Em Brasília, por conta dessa proximidade com autoridades
criou-se uma espécie de bolsa de apostas na qual os políticos discutem
se Gilmar irá se aposentar e concorrer, em 2018, a um cargo de senador por seu Estado natal, o Mato Grosso.
Pressão contra o Senado
O
movimento desta semana contrário começa a ganhar força na internet.

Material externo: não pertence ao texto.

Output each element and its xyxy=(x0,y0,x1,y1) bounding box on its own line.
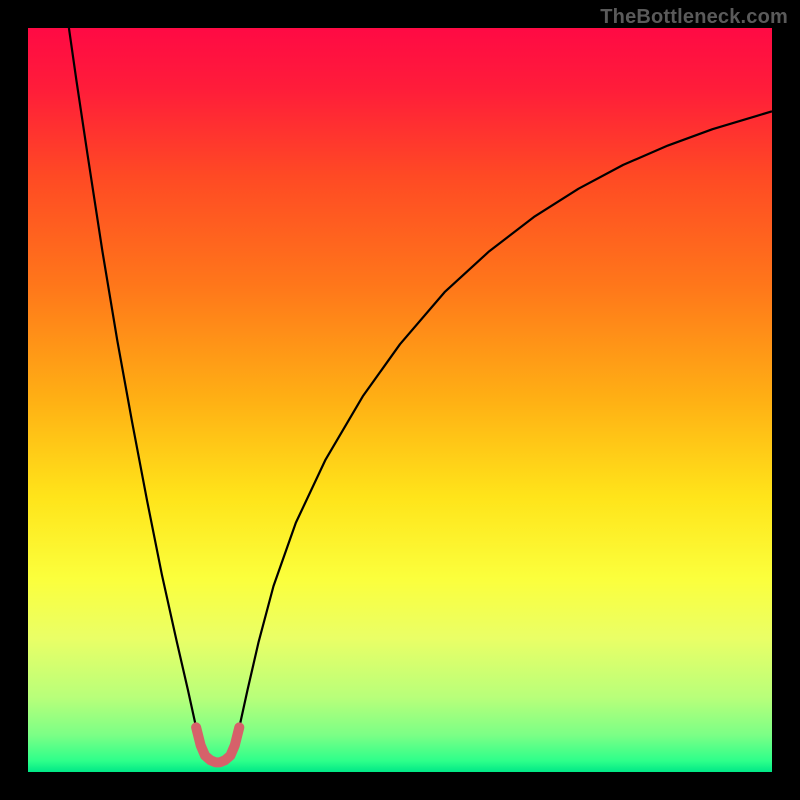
credit-label: TheBottleneck.com xyxy=(600,6,788,29)
plot-area xyxy=(28,28,772,772)
gradient-background xyxy=(28,28,772,772)
chart-svg xyxy=(28,28,772,772)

Em
pouco mais de uma semana, 808.000 pessoas assinaram uma petição virtual em que é requisitado o impeachment de Gilmar.
Em uma das mensagens dos apoiadores há uma provocação ao ministro:
“Será que ele vai processar todo mundo?”. A postagem se remete à atriz
Mônica Iozzi, da Rede Globo, que foi condenada a pagar 30.000 reais como
danos morais ao magistrado por criticar uma decisão dele por meio de
uma publicação em sua consta do Instagram.
Caso esse pedido de
impeachment prospere, ele será enviado ao Senado Federal, onde desde
junho já tramita um processo de destituição do ministro. Neste caso, um
grupo de juristas questionou a proximidade entre Mendes e o senador
Aécio e disse que ele pratica atividades político-partidárias. O caso
ainda não analisado pelo Senado. Outros dois pedidos de impeachment
contra o ministro já foram arquivados desde 2008.